When you think of New York art museums the first ones to come to mind are most likely the Metropolitan Museum of Art, the MoMA, or the Guggenheim. These Museum Mile icons are home to some of the world’s most renowned works of art, but hidden in the shadow of these institutions are numerous other art museums whose walls are filled with equally inspiring and important works. Many of these museum’s collections showcase the works of one specific culture, time period, or country, and grant you a specialized, in depth look at a specific category of art that you may not receive at a larger art museum. Located neighborhoods away from Museum Mile, and nestled in between the townhouses and shops on East 6th Street is a museum that tells the story of one country’s vibrant and tumultuous history through its art.
The Ukrainian Museum is a hidden gem of the East Village in Lower Manhattan, and once you find it, you will wonder why you didn’t know about it sooner. Every year this museum hosts several exhibitions that highlight the work of Ukrainian artists from specific time periods or historical events in Ukrainian history. While yes, the museum is small in comparison to a museum such as the Met, there are currently five different exhibitions on display, and each one tells its own meaningful story. Within the largest gallery on the main floor of the museum is an exhibition titled, From Darkness to Light: The Paintings of Mikhail Turovsky.
Born in Kyiv in 1933 and raised in a war-torn Ukraine, Turovsky’s rich oil paintings are steeped with the powerful emotion and hopeful pride that he feels for his country. Through a wide range of subject matters, such as the tragic Ukrainian Holodomor, Cassat-like images of mother and child, and poetic nature scenes, Turovsky provides a narrative of Ukrainian history and sheds light on both the darkness and the beauty of it. Moving up to the second-floor gallery of the museum you are met with a diverse selection of late nineteenth and early twentieth-century works in the exhibition, The Impact of Modernity. This exhibition explores the art of a rapidly changing Ukraine at the turn of the twentieth century and emphasizes the heavy influence Modernism had on the canon of Ukrainian art.
By combining the many different artistic styles from this time, such as realism, avant-garde experimental art, Impressionism, and even Cubism, this exhibition provides a visual timeline of the shifting social and political climate of Ukraine during this period. Similarly, the museum’s third exhibition, Alexander Archipenko: Selected Works, focuses singularly on the work of the avant-garde sculptor and painter Alexander Archipenko. Archipenko was greatly inspired by artists such as Pablo Picasso and George Braque, and his innovative artistic style melded the styles of Eastern and Western Europe and greatly enhanced the modern art movement in Ukraine. Along with art from Ukraine’s past, the museum also exhibits art by contemporary Ukrainian artists.

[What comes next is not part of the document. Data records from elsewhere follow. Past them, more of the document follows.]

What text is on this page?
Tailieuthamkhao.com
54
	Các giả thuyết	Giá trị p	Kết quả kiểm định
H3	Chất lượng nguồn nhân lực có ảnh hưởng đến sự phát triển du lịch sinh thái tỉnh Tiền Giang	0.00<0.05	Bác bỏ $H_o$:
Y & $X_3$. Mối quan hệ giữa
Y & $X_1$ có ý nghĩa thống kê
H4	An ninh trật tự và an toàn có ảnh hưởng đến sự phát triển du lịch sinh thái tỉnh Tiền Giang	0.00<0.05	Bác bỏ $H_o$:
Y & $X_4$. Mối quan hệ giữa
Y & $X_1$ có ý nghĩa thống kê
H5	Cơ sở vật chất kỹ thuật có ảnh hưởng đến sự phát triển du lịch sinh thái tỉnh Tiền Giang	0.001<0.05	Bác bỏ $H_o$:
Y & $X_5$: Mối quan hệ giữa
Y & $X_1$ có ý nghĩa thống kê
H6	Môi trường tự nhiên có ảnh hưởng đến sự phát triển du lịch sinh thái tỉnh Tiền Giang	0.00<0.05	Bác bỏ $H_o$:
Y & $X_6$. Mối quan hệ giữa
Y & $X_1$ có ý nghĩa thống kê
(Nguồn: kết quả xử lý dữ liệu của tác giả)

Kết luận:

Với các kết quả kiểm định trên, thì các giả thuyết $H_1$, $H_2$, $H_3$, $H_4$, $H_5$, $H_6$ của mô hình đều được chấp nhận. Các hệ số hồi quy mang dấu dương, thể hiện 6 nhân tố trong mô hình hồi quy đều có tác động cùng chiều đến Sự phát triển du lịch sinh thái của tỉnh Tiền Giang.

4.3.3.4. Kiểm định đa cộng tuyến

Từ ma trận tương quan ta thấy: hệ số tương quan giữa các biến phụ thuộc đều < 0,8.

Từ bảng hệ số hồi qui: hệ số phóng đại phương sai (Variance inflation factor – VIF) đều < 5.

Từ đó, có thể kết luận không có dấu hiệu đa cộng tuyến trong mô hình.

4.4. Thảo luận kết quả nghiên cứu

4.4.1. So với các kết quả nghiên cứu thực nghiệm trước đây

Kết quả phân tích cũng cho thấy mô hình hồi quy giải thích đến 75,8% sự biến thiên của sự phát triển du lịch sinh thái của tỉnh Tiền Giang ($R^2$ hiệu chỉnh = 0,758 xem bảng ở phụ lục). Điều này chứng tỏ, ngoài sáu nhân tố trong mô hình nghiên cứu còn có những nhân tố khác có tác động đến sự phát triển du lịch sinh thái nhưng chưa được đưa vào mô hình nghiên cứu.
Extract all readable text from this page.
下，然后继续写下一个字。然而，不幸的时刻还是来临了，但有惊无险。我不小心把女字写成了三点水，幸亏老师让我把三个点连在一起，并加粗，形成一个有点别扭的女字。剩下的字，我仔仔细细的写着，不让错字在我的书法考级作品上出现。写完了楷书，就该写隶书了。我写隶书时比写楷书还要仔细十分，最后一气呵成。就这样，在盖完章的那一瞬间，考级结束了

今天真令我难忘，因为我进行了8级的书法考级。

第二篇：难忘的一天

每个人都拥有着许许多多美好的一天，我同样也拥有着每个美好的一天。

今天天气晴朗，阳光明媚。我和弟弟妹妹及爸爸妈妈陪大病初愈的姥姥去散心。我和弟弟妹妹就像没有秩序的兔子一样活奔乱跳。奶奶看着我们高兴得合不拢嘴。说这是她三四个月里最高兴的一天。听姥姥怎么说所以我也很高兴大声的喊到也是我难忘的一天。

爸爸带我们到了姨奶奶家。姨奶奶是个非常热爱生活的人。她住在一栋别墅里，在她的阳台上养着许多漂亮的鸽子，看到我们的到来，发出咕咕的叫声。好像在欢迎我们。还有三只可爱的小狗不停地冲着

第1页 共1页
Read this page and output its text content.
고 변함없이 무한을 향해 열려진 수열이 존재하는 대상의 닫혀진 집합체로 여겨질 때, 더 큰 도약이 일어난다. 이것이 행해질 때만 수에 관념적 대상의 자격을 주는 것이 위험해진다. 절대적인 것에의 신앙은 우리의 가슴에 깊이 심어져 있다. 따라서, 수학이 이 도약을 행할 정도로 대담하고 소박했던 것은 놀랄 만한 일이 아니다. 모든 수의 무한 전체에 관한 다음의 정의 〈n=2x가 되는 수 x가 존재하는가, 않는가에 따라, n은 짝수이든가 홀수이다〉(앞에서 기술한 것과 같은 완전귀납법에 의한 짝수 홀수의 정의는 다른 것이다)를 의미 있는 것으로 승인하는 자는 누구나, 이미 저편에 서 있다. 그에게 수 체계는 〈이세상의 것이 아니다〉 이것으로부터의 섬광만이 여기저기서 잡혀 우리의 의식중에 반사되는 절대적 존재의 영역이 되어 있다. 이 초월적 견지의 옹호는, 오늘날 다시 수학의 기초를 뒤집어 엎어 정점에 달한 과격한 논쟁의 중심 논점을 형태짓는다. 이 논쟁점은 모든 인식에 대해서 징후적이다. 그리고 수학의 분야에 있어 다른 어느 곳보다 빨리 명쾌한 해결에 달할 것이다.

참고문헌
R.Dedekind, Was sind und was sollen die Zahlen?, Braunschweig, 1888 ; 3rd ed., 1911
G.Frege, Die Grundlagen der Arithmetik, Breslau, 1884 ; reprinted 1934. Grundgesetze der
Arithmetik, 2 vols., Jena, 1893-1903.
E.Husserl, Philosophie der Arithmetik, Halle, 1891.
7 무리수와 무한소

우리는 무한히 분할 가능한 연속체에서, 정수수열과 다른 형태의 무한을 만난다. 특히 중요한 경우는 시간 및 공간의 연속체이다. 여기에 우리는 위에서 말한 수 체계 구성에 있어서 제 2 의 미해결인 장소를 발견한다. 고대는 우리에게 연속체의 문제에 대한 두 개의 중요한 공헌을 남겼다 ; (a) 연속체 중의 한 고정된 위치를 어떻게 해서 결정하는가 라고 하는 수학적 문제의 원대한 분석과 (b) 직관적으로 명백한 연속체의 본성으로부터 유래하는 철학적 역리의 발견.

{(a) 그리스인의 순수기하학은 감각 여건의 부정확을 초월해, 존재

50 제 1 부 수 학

On the lower level of the museum are two exhibitions that bring attention to the tragic deportation of Crimean Tatar Ukrainians to Asia during the Crimean War, as well as the conflict that still continues to devastate Ukraine today. Photographed by Crimean photographer, Zarema Yaliboylu, Faces of the Crimean Tatar Deportation 75 Years Later, is an exhibition of photographed portraits of the survivors of the Crimean Tatar Deportation of 1944, that bring you face to face with the people who have withstood a painfully dark and trying past. Standing in front of each photograph is a profoundly moving experience, and there is a powerful story of resilience, pride and sorrow within each person’s face that is told without words. This exhibition is followed by another exhibit that focuses on the current conflict in Ukraine, titled, A Conversation: Five Years of War in the Donbas.
Installed as a performance piece, the artist, Vlodko Kaufman, drew a portrait of a fallen soldier on a small scrap of paper every time he heard about the death of a soldier in the Donbas region over the last five years until he was eventually able to cover the walls of the gallery with hundreds of these drawings. Together, these two exhibitions aim to educate people on the conflict that has darkened Ukraine’s past and continues to ravage the present, and they are a profound tribute to the innocents who have fallen victim to this conflict.
After walking through the museum and experiencing each exhibition, I found myself fully immersed in Ukrainian art history and the epic story that it tells. The thoughtful curation of the exhibitions and the captivating artwork will leave you curious to know more about Ukrainian art and the inspiring people who create it.
Take an afternoon to experience this country’s robust art history for yourself, and leave the museum enriched by a culture that will continue to inspire you long after your visit.